Though it won’t be nearly as large as Kist Livestock, a new cattle sale barn slated for the north end of Bismarck will give ranchers another option for selling their stock.
Cattle brokers Jess George and Dean Ulmer are partnering to build the facility on 80th Street northeast of town, which will hold weekly sales on Tuesdays. George said construction of the 100-seat arena is weather dependent so they don’t have an anticipated opening date yet.
The sale barn represents an opportunity for ranchers who were left with only one local sales barn following the closure of Farmers Livestock Exchange in 2012. But the business has also caused concerns among residents in the area worried about trailers backing up traffic on 80th Street and runoff from manure, said Burleigh County Commissioner Brian Bitner, who has been fielding calls from constituents.

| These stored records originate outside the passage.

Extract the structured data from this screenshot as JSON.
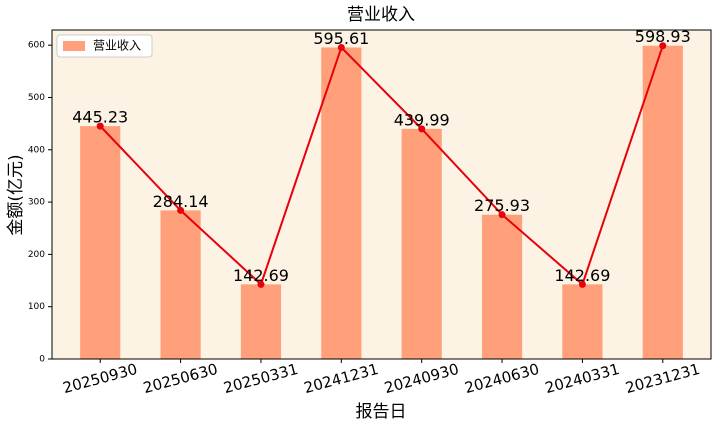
{
  "chart_data": {
    "type": "bar_line",
    "title": "营业收入",
    "x_label": "报告日",
    "y_label": "金额(亿元)",
    "categories": [
      "20250930",
      "20250630",
      "20250331",
      "20241231",
      "20240930",
      "20240630",
      "20240331",
      "20231231"
    ],
    "series": [
      {
        "name": "营业收入",
        "color": "#ffa07a",
        "line_color": "#e8000b",
        "values": [
          445.23,
          284.14,
          142.69,
          595.61,
          439.99,
          275.93,
          142.69,
          598.93
        ],
        "value_labels": [
          "445.23",
          "284.14",
          "142.69",
          "595.61",
          "439.99",
          "275.93",
          "142.69",
          "598.93"
        ]
      }
    ],
    "ylim": [
      0,
      629
    ],
    "yticks": [
      0,
      100,
      200,
      300,
      400,
      500,
      600
    ],
    "legend": "upper left",
    "background": "#fdf3e5"
  }
}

George said the barn will do both live sales and sell animals via video rather than having ranchers haul them in. The percentage of sales done via video will be dependent on demand and what works best for the sellers.
“They won’t necessarily have all the livestock there,” said North Dakota Agriculture Commissioner Doug Goehring. “That may alleviate some (traffic).”

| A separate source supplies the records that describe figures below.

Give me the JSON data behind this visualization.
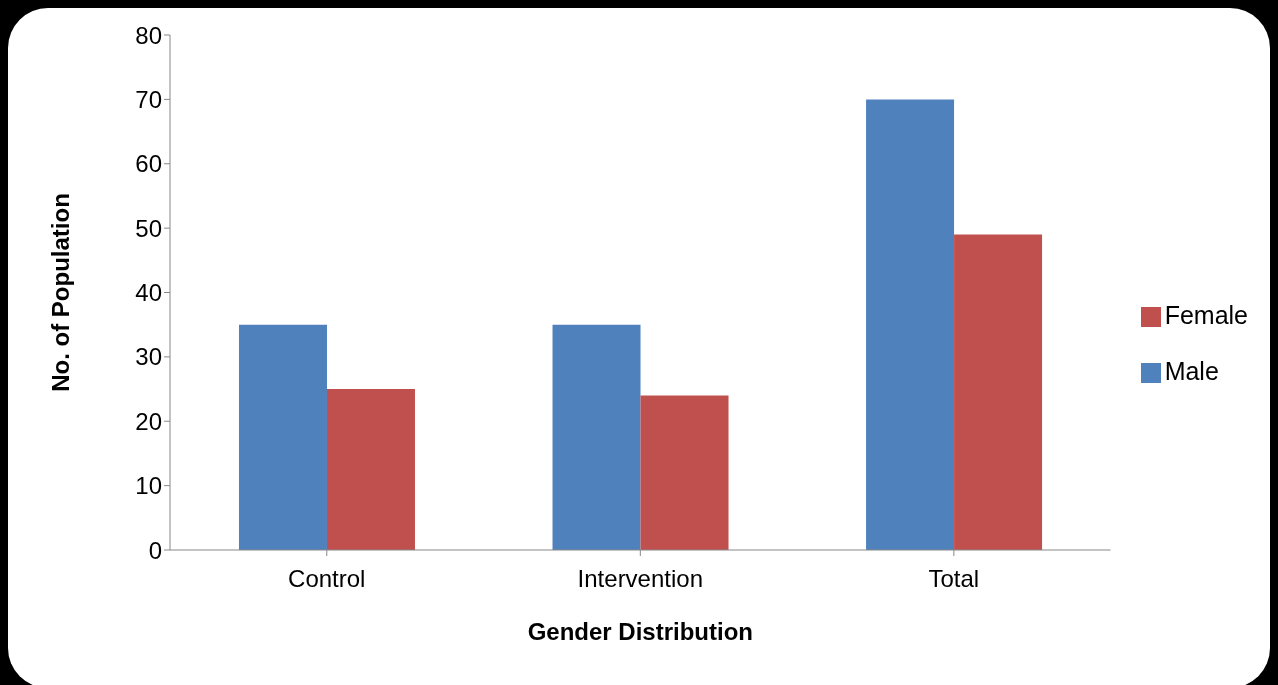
{
  "chart_data": {
    "type": "bar",
    "xlabel": "Gender Distribution",
    "ylabel": "No. of Population",
    "categories": [
      "Control",
      "Intervention",
      "Total"
    ],
    "series": [
      {
        "name": "Male",
        "color": "#4f81bd",
        "values": [
          35,
          35,
          70
        ]
      },
      {
        "name": "Female",
        "color": "#c0504d",
        "values": [
          25,
          24,
          49
        ]
      }
    ],
    "ylim": [
      0,
      80
    ],
    "yticks": [
      0,
      10,
      20,
      30,
      40,
      50,
      60,
      70,
      80
    ],
    "grid": false,
    "legend": "right"
  }
}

“It’s amazing how many of these video auctions are being done (by sale barns),” Goehring added about the trend in cattle sales, though he did not have an exact number of how many are held in the state.
Goehring, whose office is in charge of licensing and bonding the barn and signing off on the containment pen setup before operation, said the barn will be mid-sized with fewer than 1,000 cattle on site for a sale.
“This would be small facility, considerably smaller,” Goehring said. “Maybe even a bit smaller than Farmers (Livestock Exchange) was.”
Barns like Kist and Napoleon Livestock handle many times that, said Karl Rockeman, Water Quality Division director for the North Dakota Department of Health.
Rockeman’s office was in charge of reviewing the site to make sure water runoff wouldn’t contaminate nearby water sources with manure. He said their review of the plans show the partners will have adequate storm water storage capacity to contain runoff.
The 8,000-square-foot building sits on 120 acres. The main entrance to the property will be on 80th Street and the barn sits about 400 feet away from the road, allowing space for trucks to pull in off the street, said Bismarck City Planner Kim Lee.
Because the site is within Bismarck’s extra-territorial area, the city handled the permitting. But with that, Lee said they consulted with county staff as well as highway and fire departments.
Burleigh County Engineer Marcus Hall said he reviewed the plans and doesn’t think it’s anything the roads in the area couldn’t handle. Lee said the Bismarck city engineer also determined the road was adequate and did not require a traffic study like those conducted for large scale commercial parks.
County Commissioner Bitner said the project just took many people by surprise in the rural residential area. Lee said sale barns are allowed under agricultural zoning without needing a zoning change and the public hearing process that goes with it. Bitner said he would consider commercial zoning more appropriate.
With the large number of questions coming from the public, the city has been considering holding an informational meeting sometime next month, Rockeman said, though he wasn't sure of an exact date.